After quality control, data from 19 controls and 36 patients were analyzed. Cortical activation was detected in 18 (96%) controls and 16 (44%) patients. Among 13 minimally conscious patients, volitional activity was found in 8 (62%), whereas 8 (35%) of 23 clinically unresponsive patients showed activation. Volitional brain activity in the latter was associated with higher odds of command following within a week, although it was not statistically significant (odds ratio 3.1, 95% confidence interval 0.7-15.8; p = 0.14). Visual bedside analysis showed high specificity (90%) but moderate agreement (κ = 0.4) with post hoc computational analysis.
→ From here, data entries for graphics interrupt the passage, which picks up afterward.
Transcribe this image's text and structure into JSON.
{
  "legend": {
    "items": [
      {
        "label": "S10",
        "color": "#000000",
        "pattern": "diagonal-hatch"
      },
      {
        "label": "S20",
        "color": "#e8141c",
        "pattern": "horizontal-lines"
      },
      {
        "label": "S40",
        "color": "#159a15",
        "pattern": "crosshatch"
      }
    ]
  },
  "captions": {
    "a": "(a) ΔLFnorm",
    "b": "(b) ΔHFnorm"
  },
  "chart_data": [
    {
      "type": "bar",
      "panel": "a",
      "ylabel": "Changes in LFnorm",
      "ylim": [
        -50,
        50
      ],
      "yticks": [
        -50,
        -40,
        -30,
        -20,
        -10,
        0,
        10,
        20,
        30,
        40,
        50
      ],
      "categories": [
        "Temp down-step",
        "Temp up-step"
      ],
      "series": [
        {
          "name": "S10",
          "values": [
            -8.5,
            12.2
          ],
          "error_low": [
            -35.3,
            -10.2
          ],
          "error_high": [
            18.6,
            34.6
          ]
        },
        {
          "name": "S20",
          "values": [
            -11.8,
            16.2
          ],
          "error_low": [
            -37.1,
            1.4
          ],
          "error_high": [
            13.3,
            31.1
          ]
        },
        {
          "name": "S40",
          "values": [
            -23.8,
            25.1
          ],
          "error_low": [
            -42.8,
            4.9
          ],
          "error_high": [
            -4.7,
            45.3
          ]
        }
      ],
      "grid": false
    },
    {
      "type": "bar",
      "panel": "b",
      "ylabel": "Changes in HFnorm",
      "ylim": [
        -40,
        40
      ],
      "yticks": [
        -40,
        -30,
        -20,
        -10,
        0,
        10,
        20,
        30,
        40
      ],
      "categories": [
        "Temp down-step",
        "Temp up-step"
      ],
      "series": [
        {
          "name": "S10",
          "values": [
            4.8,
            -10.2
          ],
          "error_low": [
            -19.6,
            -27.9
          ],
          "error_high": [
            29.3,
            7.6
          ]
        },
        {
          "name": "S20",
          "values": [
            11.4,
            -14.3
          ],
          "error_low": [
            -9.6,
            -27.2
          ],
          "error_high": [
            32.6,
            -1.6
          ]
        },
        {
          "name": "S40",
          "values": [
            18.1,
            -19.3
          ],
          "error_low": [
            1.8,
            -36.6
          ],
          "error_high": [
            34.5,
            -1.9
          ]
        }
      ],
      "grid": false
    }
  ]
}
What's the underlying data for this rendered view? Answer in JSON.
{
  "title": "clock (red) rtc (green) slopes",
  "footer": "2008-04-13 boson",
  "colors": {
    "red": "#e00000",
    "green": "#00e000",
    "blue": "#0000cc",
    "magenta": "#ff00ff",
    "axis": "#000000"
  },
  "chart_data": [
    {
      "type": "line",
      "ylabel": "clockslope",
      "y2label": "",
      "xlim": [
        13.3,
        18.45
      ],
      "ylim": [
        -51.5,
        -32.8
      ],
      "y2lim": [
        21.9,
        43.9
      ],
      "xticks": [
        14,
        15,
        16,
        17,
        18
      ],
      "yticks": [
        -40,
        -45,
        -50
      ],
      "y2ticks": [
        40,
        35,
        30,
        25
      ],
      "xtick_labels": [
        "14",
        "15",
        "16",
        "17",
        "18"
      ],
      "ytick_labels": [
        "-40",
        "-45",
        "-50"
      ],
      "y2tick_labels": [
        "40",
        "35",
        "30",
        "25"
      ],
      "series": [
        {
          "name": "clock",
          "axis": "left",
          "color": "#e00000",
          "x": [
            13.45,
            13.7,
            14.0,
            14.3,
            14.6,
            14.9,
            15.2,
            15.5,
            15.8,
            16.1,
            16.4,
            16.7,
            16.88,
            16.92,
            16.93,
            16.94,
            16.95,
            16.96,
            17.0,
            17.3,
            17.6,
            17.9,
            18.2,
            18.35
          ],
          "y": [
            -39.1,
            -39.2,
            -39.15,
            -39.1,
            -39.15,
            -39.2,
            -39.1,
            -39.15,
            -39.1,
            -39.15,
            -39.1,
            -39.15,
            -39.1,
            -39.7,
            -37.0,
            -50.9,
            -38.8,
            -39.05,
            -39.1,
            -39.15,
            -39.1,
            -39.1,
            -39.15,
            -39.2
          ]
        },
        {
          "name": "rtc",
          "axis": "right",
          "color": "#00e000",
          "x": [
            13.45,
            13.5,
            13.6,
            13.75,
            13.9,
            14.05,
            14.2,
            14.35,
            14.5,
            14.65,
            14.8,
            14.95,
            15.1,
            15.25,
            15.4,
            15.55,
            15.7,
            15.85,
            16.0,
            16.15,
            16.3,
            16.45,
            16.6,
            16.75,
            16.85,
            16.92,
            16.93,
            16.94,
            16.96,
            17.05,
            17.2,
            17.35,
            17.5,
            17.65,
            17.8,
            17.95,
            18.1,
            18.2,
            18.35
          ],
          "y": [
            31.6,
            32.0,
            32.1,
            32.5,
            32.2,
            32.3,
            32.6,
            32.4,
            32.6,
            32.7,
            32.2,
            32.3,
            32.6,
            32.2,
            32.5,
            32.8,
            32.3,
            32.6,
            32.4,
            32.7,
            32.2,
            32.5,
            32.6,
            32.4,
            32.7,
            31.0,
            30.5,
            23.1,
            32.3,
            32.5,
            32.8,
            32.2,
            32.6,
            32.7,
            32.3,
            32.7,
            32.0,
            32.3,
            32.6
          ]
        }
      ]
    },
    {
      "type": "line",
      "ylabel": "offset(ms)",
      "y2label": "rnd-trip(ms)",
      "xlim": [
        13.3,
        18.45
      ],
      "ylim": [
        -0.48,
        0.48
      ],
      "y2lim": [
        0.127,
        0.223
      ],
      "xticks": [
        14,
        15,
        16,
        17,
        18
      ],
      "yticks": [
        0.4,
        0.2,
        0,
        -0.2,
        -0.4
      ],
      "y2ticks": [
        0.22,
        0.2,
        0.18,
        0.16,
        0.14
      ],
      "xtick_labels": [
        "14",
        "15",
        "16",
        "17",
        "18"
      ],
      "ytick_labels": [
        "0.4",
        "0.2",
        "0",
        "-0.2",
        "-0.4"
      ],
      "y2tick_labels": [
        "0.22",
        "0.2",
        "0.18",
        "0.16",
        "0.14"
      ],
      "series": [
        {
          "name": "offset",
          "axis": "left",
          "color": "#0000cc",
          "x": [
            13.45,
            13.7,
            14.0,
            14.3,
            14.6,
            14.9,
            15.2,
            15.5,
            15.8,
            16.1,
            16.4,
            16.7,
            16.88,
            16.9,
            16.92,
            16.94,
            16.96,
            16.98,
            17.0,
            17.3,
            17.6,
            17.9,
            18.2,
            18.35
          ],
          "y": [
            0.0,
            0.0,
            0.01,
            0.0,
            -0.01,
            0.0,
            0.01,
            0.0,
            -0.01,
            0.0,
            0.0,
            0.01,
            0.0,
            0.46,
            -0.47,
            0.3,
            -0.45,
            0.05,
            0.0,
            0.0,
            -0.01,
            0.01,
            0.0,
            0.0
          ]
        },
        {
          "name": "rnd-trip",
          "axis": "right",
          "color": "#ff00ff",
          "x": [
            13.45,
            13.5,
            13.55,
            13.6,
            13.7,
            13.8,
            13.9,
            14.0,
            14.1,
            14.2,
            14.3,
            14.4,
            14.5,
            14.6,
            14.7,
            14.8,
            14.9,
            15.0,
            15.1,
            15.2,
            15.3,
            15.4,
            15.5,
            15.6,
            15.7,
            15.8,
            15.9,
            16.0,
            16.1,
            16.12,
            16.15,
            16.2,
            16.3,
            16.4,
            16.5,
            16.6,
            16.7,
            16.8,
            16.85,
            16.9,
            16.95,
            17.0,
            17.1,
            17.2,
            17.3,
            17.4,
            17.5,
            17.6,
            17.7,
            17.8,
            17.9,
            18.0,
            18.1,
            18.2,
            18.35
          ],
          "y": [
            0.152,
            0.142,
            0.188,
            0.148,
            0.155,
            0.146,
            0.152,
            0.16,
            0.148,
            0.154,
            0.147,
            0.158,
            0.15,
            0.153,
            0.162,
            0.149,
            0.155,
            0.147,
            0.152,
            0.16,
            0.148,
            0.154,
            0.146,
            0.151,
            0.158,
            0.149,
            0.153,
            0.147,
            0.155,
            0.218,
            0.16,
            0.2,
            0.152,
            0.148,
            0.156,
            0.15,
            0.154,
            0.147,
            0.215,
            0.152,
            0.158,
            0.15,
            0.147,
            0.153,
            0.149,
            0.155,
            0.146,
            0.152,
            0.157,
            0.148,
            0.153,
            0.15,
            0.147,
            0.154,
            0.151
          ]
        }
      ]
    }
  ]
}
Functional near-infrared spectroscopy with motor commands can detect volitional brain activity in acute DoC, although data quality issues remain a limitation.
检测无反应患者的隐匿意识具有挑战性。尽管功能磁共振成像和先进的脑电图范式能够识别意志性脑活动,但这些技术的可及性有限,因此需要其他方法。功能近红外光谱技术可能为重症监护病房提供一种便携式解决方案。我们评估了使用言语运动指令的功能近红外光谱技术检测急性意识障碍(DoC)患者意志性脑活动的可行性。
对50例患有急性脑损伤的DoC患者进行功能近红外光谱记录和临床评估,并在事后进行数据分析以及在床边进行视觉分析。20名健康志愿者作为对照。
经过质量控制后,对19名对照者和36例患者的数据进行了分析。在18名(96%)对照者和16例(44%)患者中检测到皮质激活。在13例最低意识状态患者中,8例(62%)发现有意志性活动,而23例临床无反应患者中有8例(35%)显示有激活。后者的意志性脑活动与一周内对指令做出反应的较高几率相关,尽管无统计学意义(优势比3.1,95%置信区间0.7 - 15.8;p = 0.14)。床边视觉分析显示特异性高(90%),但与事后计算分析的一致性中等(κ = 0.4)。
使用运动指令的功能近红外光谱技术能够检测急性DoC患者的意志性脑活动,尽管数据质量问题仍然是一个限制因素。